L’utilisation de toutes les possibilités techniques et expressives des instruments à cordes permet en effet de révéler de nouvelles lignes, de soutenir l’harmonie (notamment à la basse), d’enrichir considérablement les possibilités interprétatives en faisant intervenir des paramètres inexistants ou relativement limités sur le clavier tels que les dynamiques, (la palette des nuances du quatuor à cordes étant infiniment plus étendue que celle du piano, a fortiori du clavecin), le phrasé des coups d’archet, le partage des voix, les contrastes des trois timbres, (violon, alto et violoncelle), etc. Le trio ou le quatuor à cordes, selon le cas, offrent donc une redécouverte de ces magnifiques préludes qui nous apparaissent sous un jour nouveau et porteurs de beautés parfois même insoupçonnables dans leur écriture originale. Quant aux fugues, elles se présentent avec toute la clarté qu’autorisent la conduite indépendante des voix et la distinction claire des timbres instrumentaux, permettant ainsi une écoute plus “évidente” du style contrapuntique fascinant du grand Bach. À ce sujet, il nous a semblé opportun de nous conformer modestement au conseil avisé de Mozart concernant l’interprétation des fugues: ainsi, explique-t-il à sa soeur dans une lettre accompagnant l’envoi du “Prélude et Fugue” K394, “c’est exprès que j’ai inscrit en tête [de la partition] Andante maestoso: afin qu’on ne la joue pas trop vite. Quand une fugue n’est pas jouée lentement, on ne peut saisir nettement et clairement le sujet quand il se présente, et l’effet, dès lors, est nul.” (lettre du 20 avril 1782).
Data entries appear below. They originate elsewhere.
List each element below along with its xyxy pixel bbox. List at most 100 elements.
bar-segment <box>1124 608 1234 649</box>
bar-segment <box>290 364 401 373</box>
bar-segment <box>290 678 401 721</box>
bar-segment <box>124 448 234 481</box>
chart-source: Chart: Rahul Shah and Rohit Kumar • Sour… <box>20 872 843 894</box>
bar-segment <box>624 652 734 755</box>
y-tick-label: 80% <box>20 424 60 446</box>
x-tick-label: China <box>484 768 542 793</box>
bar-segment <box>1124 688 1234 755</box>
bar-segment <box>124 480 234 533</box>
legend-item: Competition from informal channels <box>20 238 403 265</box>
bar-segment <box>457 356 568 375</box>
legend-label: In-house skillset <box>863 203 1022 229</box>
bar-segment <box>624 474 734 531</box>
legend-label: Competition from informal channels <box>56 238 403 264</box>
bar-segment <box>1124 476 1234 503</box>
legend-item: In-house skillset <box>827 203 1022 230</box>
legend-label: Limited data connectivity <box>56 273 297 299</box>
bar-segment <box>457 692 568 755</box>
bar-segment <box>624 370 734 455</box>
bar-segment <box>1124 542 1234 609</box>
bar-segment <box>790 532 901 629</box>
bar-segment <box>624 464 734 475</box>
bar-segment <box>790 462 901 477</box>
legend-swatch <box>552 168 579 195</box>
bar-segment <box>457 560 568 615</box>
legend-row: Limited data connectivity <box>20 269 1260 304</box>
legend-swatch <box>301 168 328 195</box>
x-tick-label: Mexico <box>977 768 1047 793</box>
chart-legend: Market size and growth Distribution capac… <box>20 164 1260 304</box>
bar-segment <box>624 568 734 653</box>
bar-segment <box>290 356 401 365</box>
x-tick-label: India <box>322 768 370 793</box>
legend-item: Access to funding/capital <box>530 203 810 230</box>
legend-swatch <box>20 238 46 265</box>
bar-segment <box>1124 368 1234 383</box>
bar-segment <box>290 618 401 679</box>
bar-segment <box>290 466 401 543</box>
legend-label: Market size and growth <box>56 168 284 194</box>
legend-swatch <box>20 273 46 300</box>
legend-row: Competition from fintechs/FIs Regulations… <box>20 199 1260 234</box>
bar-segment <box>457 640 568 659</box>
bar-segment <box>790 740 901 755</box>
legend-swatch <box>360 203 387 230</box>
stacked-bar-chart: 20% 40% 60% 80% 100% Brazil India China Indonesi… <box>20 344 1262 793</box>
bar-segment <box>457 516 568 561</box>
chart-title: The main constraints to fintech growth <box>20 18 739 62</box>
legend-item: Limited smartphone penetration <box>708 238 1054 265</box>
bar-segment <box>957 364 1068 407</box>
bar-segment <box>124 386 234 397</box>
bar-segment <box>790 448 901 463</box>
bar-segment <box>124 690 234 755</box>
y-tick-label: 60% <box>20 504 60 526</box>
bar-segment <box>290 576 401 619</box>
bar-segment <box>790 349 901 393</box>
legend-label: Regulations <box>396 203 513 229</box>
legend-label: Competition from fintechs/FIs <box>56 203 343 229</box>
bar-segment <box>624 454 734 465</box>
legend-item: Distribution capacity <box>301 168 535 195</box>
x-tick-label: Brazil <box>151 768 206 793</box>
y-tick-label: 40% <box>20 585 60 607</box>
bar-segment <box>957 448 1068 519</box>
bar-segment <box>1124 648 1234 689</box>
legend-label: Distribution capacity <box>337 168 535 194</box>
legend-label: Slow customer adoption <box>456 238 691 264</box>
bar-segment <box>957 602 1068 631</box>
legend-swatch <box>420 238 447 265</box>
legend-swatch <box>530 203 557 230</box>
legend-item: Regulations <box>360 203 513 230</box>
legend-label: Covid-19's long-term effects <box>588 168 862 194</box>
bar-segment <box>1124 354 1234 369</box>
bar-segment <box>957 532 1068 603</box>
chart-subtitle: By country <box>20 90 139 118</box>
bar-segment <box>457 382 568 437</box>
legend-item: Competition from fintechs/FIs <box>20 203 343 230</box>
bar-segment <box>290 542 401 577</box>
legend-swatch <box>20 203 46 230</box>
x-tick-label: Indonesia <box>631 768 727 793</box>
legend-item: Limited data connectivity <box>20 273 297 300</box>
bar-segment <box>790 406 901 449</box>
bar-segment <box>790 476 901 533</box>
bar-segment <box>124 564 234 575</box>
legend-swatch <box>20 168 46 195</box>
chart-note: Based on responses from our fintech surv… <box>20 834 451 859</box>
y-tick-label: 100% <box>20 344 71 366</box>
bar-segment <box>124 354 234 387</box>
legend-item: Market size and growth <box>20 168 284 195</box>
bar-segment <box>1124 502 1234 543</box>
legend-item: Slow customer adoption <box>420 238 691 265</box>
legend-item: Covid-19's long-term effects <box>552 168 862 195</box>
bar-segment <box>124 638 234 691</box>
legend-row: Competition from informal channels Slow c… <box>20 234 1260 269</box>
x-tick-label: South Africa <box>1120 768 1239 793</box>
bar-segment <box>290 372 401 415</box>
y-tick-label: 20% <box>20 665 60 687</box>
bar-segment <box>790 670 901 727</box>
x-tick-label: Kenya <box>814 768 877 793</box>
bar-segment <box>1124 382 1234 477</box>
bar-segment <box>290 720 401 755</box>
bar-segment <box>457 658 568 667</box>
Quant au fait de briser l’ordre des deux recueils originaux, il n’est en rien iconoclaste: certaines fugues du premier cahier notamment datent de plusieurs années avant même la conceptualisation du Clavier Bien Tempéré qui n’a jamais été conçu pour être interprêté “dans l’ordre”, (la même attitude s’impose à l’égard des Duos de Bartók, des Préludes de Chopin, des Chants d’Oiseaux de Messiaen, etc.) : par ailleurs, il faut ajouter qu’à l’occasion de leur ré-utilisation, ces fugues firent même l’objet de transpositions, (BWV853 par exemple) - c’est dire si il n’y a aucun lien intrinsèque entre leur écriture fondamentale et la tonalité dans laquelle elles apparaissent. De même, plusieurs préludes apparaissaient déjà dans le Clavierbüchlein de Wilhelm-Friedman (BWV 847, 851, 857, etc), et d’autres furent entièrement modifiés et transposés avant d’être associé à une fugue, (BWV 849, 850, 853, 855, etc). Pas davantage d’”union sacrée”, donc, entre les fugues et les préludes: Mozart l’a parfaitement senti puisqu’il transcrivit certaines fugues du Clavier Bien Tempéré, (K405), pour les associer à des préludes de sa propre composition: un hommage d’une géniale élégance et d’une invention respectueuse que nul ne saurait contester, et dont Bach eut sans doute été très ému.

Tel est en effet le plus beau remerciement que l’on puisse adresser au génie vivant de Jean-Sébastien Bach: une perpétuelle relecture et un appronfondissement systématique de sa pensée, à travers la perception incontournable de notre sensibilité moderne, seule suscéptible de perpétuer de façon créative l’esprit d’un homme qui, loin d’être dogmatique, fut un explorateur dans l’âme, curieux de tout ce qui pouvait enrichir son excéptionnelle inspiration. Nul doute, par conséquent, que nos reconstitutions archéologiques et passéistes lui seraient un objet de totale incompréhension en même temps que d’ennuis, et, qu’a contrario, notre modernité le passionnerait et l’enthousiasmerait en vertu des nouveaux horizons qu’elle lui ferait entrevoir.